PRIVATE GUNNER FRED TURNER died 23 October 1918 in France and Flanders, he was buried at Vadencourt British Cemetery, Maissemy, Cemetery memorial reference II.B.8

 

Maissemy is a village about 5 kilometres north-west of St. Quentin and about two kilometres north of the small town of Vermand. Vadencourt British Cemetery lies to the north of Maissemy (it is in the hamlet of Vadancourt). The cemetery is on the west side of the road from Vermand to Bellenglise.

History Information

Maissemy passed into British hands in 1917. It was captured by the enemy on the 21st March 1918, in spite of a strong resistance by the 24th Division and the 2/4th Royal Berks, and retaken by the 1st Division on the following 15th September. At the beginning of October, the IX Corps Main Dressing Station was at Vadencourt (now Vadancourt).

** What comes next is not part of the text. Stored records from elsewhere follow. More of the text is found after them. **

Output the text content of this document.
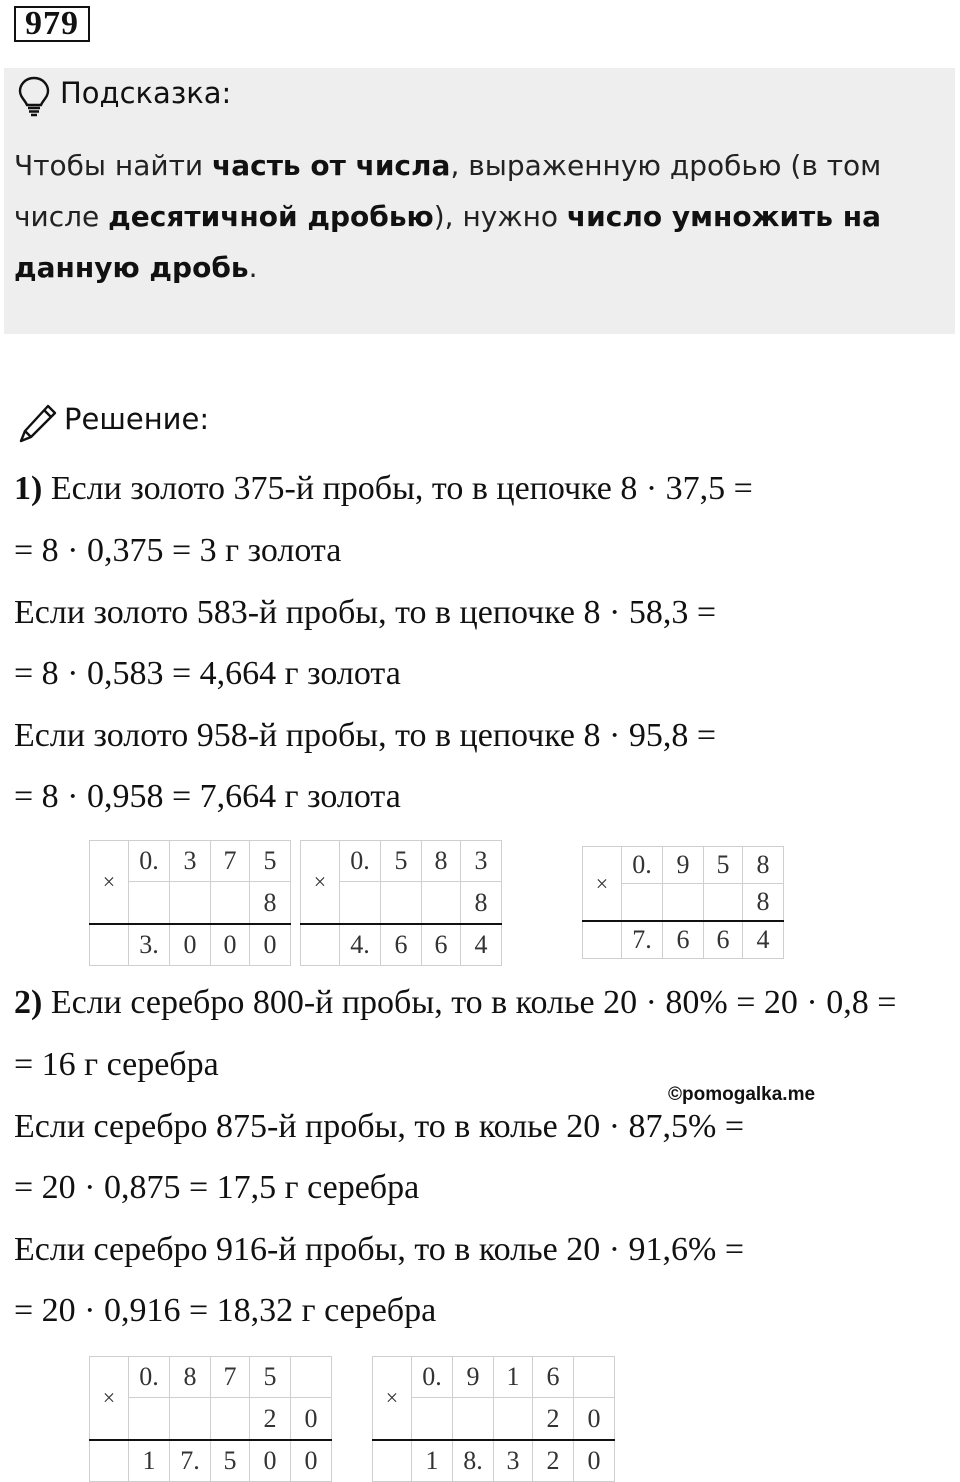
979
Подсказка:
Чтобы найти часть от числа, выраженную дробью (в том числе десятичной дробью), нужно число умножить на данную дробь.
Решение:
1) Если золото 375-й пробы, то в цепочке 8 · 37,5 =
= 8 · 0,375 = 3 г золота
Если золото 583-й пробы, то в цепочке 8 · 58,3 =
= 8 · 0,583 = 4,664 г золота
Если золото 958-й пробы, то в цепочке 8 · 95,8 =
= 8 · 0,958 = 7,664 г золота
×	0.	3	7	5
				8
	3.	0	0	0
×	0.	5	8	3
				8
	4.	6	6	4
×	0.	9	5	8
				8
	7.	6	6	4
2) Если серебро 800-й пробы, то в колье 20 · 80% = 20 · 0,8 =
= 16 г серебра
©pomogalka.me
Если серебро 875-й пробы, то в колье 20 · 87,5% =
= 20 · 0,875 = 17,5 г серебра
Если серебро 916-й пробы, то в колье 20 · 91,6% =
= 20 · 0,916 = 18,32 г серебра
×	0.	8	7	5	
				2	0
	1	7.	5	0	0
×	0.	9	1	6	
				2	0
	1	8.	3	2	0
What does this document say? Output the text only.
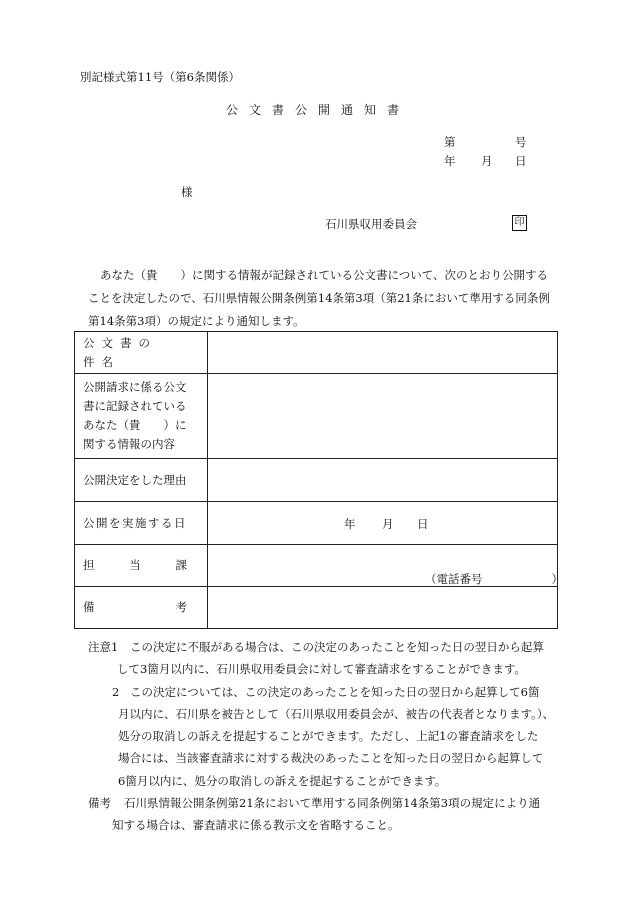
別記様式第11号（第6条関係）
公文書公開通知書
第	号
年 月 日
様
石川県収用委員会	印
あなた（貴　　）に関する情報が記録されている公文書について、次のとおり公開する
ことを決定したので、石川県情報公開条例第14条第3項（第21条において準用する同条例
第14条第3項）の規定により通知します。
公文書の件名	

公開請求に係る公文
書に記録されている
あなた（貴　　）に
関する情報の内容	

公開決定をした理由	
公開を実施する日	年 月 日

担 当 課	（電話番号　　　　　　）

備 考	

注意1 この決定に不服がある場合は、この決定のあったことを知った日の翌日から起算
して3箇月以内に、石川県収用委員会に対して審査請求をすることができます。
2 この決定については、この決定のあったことを知った日の翌日から起算して6箇
月以内に、石川県を被告として（石川県収用委員会が、被告の代表者となります。）、
処分の取消しの訴えを提起することができます。ただし、上記1の審査請求をした
場合には、当該審査請求に対する裁決のあったことを知った日の翌日から起算して
6箇月以内に、処分の取消しの訴えを提起することができます。
備考 石川県情報公開条例第21条において準用する同条例第14条第3項の規定により通
知する場合は、審査請求に係る教示文を省略すること。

Vadencourt British Cemetery (called at first Vadencourt New British Cemetery) was begun in August 1917, by fighting units, and used until March 1918. In October and November 1918, it was used by the 5th, 47th and 61st Casualty Clearing Stations (at Bihecourt, on the road to Vermand) as well as by Field Ambulances. These original graves are in Plots I-III. After the Armistice these plots were enlarged, and Plots IV and V made, by the concentration of graves from the surrounding battlefields and from a few small burial grounds. These scattered graves were mainly of April 1917, and March, April, September and October 1918, and many of them represented casualties of the 59th (North Midland) Division. At the same time four French, 31 American and 28 German Graves, all of October 1918, were removed to other cemeteries. The cemeteries from which graves were removed to Vadencourt British Cemetery included these two:- VADENCOURT CHATEAU CEMETERY, a little further West, contained nine soldiers from the United Kingdom and six from Canada were buried in April-August 1917. VENDELLES CHURCHYARD EXTENSION, made by the 59th Division in April 1917, which contained the graves of 36 soldiers from the United Kingdom. There are now over 750, 1914-18 war casualties commemorated in this site. Of these, over 200 are unidentified. Five Indian Cavalry soldiers, whose bodies were cremated, are named on special memorials. The Cemetery covers an area of 2,953 square metres and is enclosed by rubble wall.